Dr Withering overcame an attempt by eminent medical contemporary Erasmus Darwin (grandfather of Charles) to hijack the credit for his pioneering research and his reputation survived. His name still resounds in the University of Birmingham Medical School and his work marks the pivotal point when pharmacology both recognised valuable elements in traditional herbalism and began to supplant it.
The ongoing story of how this important figure supposedly went about securing that secret Shropshire remedy also has an element of hijack. With the value of digitalis fully recognised – it controls chaotic heart contractions and reduces oxygen needs by blocking an enzyme that regulates electrical activity – commercial products based on it were inevitable.
Enter America’s oldest and biggest pharmaceutical company Parke-Davis (now part of Pfizer), which was established in 1895. To market digitalis products, the company invited its advertising team to go back to Dr Withering’s acquisition of the original remedy.
In 1928, Parke-Davis launched a campaign that devised Old Mother Hutton, a Shropshire herb-woman.
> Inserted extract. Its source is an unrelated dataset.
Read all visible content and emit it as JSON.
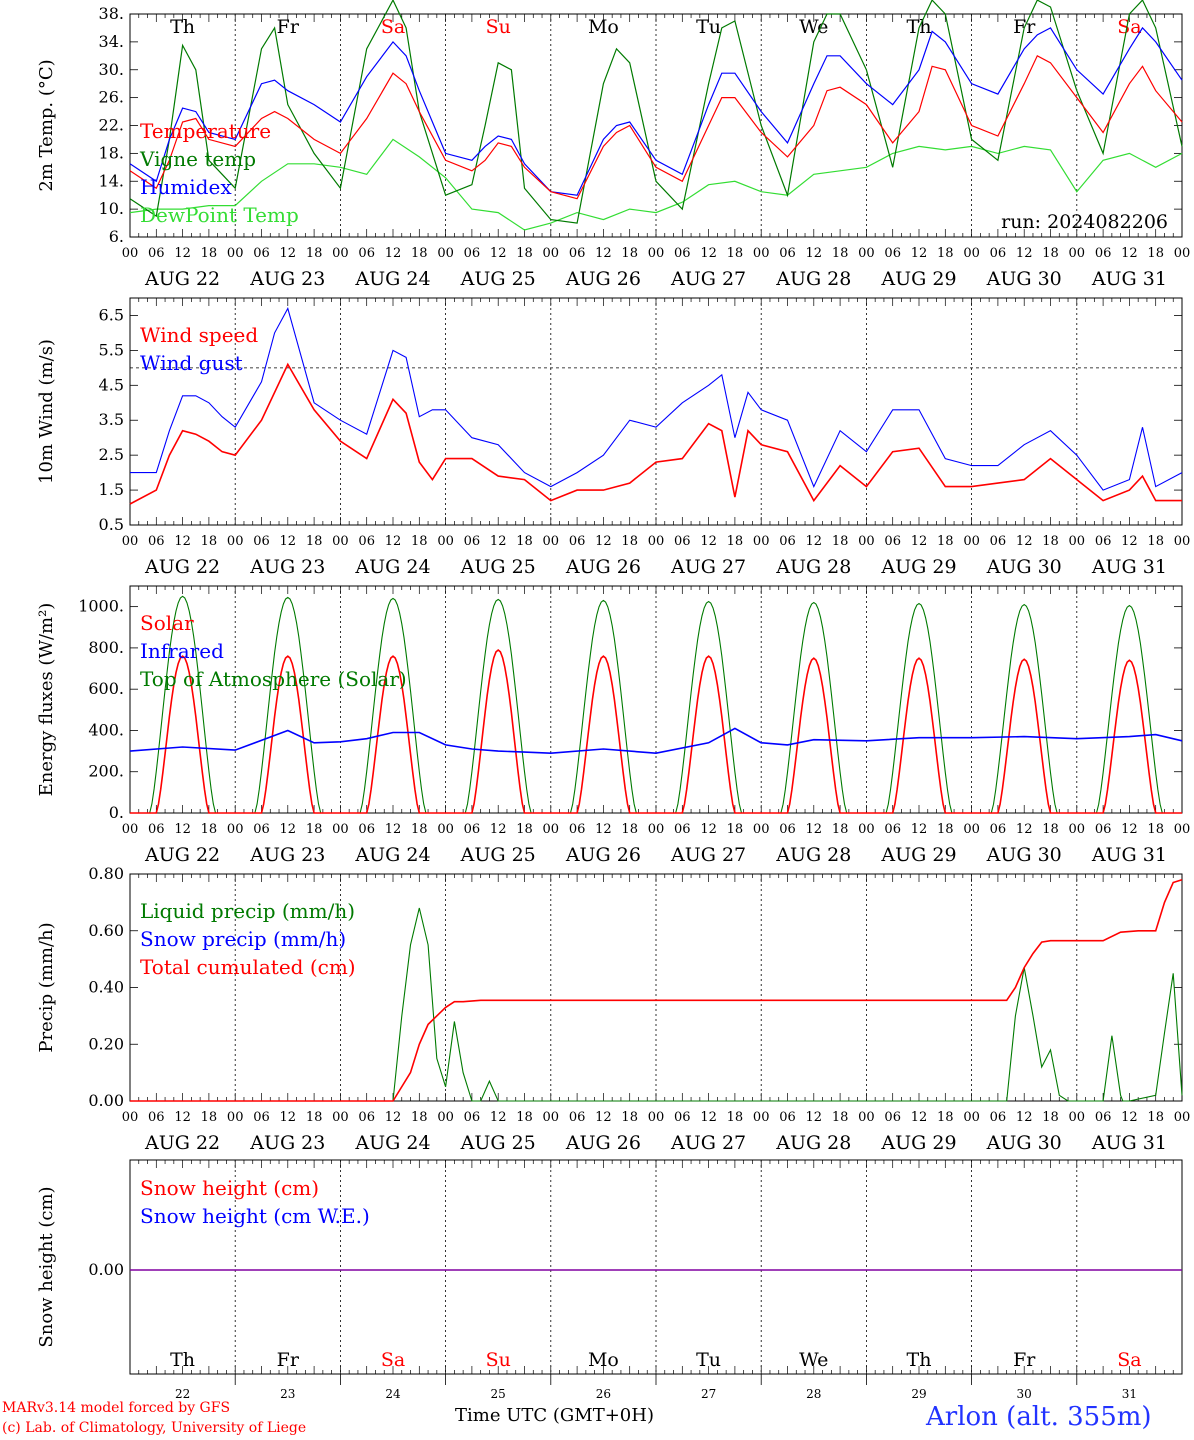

Its illustrator William Meade Prince depicted a dandyish and rather oleaginous Dr Withering ‘exchanging golden sovereigns for the secret of the wayside flower’ with a rather bent old woman sitting on a wall, although the copywriter developed the notion of professional chicanery taking advantage of an elderly and naive cottager.
Dennis Krikler, late editor of the British Heart Journal, described the tale as ‘harmless speculation’ surrounding Dr Withering’s contact with a rural woman herbalist, if indeed it ever happened, but he authoritatively identified Old Mother Hutton as a colourful invention.
South African-born Mr Krikler regretted that subsequent USA commentators had not returned to source material, preferring the myth of a simple countrywoman cheated out of her place in medical history by an unscrupulous practitioner – fiction stranger than truth in the best Hollywood tradition.
Old Mother Hutton accordingly survives in the annals of the foxglove, a tribute to the ad man’s art. Digitalis purpurea, an unknown Shropshire herb-woman, Birmingham General, a sick Oxford College dean, Vincent van Gogh and, above all, the assiduous William Withering, deserve better.